Climate change denial among radical right-wing supporters

Political right-wing orientation correlates with climate change denial in several Western countries. Politicians and voters of far-right (i.e., radical and extreme right-wing) parties seem to be particularly inclined to dismiss climate change but the reason for this is unclear. Thus, the present paper investigates if and why climate change denial is more common among voters of the radical right-wing party Sweden Democrats as compared to voters of a mainstream right-wing party (the Conservative Party, Moderaterna), and compares both these voter groups with center-left (Social Democrat) voters. In four regression analyses, distrust of public service media (Swedish Television, SVT), socioeconomic right-wing attitudes, and negative attitudes toward feminism and women were the strongest predictors of climate change denial. These variables outperformed conservative ideologies (Right-Wing Authoritarianism and Social Dominance Orientation), anti-immigration attitudes, distrust of the Parliament and courts, and belief in conspiracies, in predicting denial.

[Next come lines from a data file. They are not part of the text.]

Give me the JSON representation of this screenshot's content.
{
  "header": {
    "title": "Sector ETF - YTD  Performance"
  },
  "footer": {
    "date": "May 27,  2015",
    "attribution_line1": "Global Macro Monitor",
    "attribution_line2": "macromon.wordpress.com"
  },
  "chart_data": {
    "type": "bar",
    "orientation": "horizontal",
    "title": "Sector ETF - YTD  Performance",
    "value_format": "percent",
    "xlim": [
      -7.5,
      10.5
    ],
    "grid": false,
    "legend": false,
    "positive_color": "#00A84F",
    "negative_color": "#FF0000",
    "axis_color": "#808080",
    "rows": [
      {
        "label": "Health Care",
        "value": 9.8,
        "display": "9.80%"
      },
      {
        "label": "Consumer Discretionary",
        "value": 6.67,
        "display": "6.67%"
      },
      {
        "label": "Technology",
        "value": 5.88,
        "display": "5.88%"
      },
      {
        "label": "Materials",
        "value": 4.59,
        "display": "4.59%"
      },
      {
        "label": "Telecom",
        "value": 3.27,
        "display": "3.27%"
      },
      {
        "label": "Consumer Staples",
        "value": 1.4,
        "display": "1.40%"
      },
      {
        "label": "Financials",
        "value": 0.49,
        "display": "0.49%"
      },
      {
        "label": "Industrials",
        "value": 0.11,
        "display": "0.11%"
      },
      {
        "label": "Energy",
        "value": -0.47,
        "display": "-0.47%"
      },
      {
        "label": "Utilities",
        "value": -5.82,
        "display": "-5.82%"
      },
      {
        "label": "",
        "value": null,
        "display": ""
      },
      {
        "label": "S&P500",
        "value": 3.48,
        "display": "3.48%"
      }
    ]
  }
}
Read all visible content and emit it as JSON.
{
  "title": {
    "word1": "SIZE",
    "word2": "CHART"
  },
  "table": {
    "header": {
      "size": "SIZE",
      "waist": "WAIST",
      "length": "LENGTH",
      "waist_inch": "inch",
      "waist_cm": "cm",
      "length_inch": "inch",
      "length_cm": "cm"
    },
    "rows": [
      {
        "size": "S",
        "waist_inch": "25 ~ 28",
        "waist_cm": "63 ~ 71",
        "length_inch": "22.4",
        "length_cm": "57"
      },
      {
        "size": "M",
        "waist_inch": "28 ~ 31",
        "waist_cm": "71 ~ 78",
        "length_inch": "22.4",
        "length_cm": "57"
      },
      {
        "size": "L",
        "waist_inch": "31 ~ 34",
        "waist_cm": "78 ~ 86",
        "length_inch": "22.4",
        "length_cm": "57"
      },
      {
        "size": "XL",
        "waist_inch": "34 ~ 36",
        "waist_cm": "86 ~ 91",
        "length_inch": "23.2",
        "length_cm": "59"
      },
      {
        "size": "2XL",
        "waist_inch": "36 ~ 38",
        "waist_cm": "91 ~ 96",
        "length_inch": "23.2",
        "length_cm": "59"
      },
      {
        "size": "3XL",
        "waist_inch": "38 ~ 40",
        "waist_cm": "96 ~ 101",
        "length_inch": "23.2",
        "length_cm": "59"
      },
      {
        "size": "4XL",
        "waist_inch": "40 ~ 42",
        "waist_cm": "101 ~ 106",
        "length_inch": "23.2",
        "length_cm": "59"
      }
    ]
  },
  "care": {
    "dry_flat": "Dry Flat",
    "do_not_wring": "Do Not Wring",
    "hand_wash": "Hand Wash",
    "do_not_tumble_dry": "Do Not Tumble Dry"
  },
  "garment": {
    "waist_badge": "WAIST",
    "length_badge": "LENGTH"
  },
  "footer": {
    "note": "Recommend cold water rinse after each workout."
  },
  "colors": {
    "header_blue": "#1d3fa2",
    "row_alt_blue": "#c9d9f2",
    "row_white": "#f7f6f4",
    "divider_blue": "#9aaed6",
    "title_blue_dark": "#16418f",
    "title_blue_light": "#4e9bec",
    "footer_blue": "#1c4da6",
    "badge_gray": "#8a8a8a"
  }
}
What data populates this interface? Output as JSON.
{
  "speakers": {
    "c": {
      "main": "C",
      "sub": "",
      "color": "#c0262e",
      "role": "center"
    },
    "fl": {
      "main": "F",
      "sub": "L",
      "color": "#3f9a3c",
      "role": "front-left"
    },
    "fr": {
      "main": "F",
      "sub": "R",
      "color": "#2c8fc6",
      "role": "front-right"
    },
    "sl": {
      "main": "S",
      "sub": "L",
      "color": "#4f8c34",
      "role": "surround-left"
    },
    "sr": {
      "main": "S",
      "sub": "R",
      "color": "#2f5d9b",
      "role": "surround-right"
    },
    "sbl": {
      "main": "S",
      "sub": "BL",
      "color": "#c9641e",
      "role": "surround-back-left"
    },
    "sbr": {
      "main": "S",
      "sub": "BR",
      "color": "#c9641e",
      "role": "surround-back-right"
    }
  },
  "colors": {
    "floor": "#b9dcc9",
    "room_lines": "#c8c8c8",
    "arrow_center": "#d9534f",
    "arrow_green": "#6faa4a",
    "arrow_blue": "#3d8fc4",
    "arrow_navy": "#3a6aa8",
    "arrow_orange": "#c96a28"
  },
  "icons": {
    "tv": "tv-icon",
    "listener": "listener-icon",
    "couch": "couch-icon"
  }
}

Party preferences explained only a small or zero part of variance in denial over and above these variables. The results suggest that even though radical and mainstream right-wing parties emphasize different sociopolitical issues and anti-establishment messages, similar psychological factors seem to explain why these voter groups differ from each other and from left-wing voters in climate change denial. However, the included independent variables were intercorrelated, which calls into question to what degree they can be separated when explaining psychological underpinnings of climate change denial.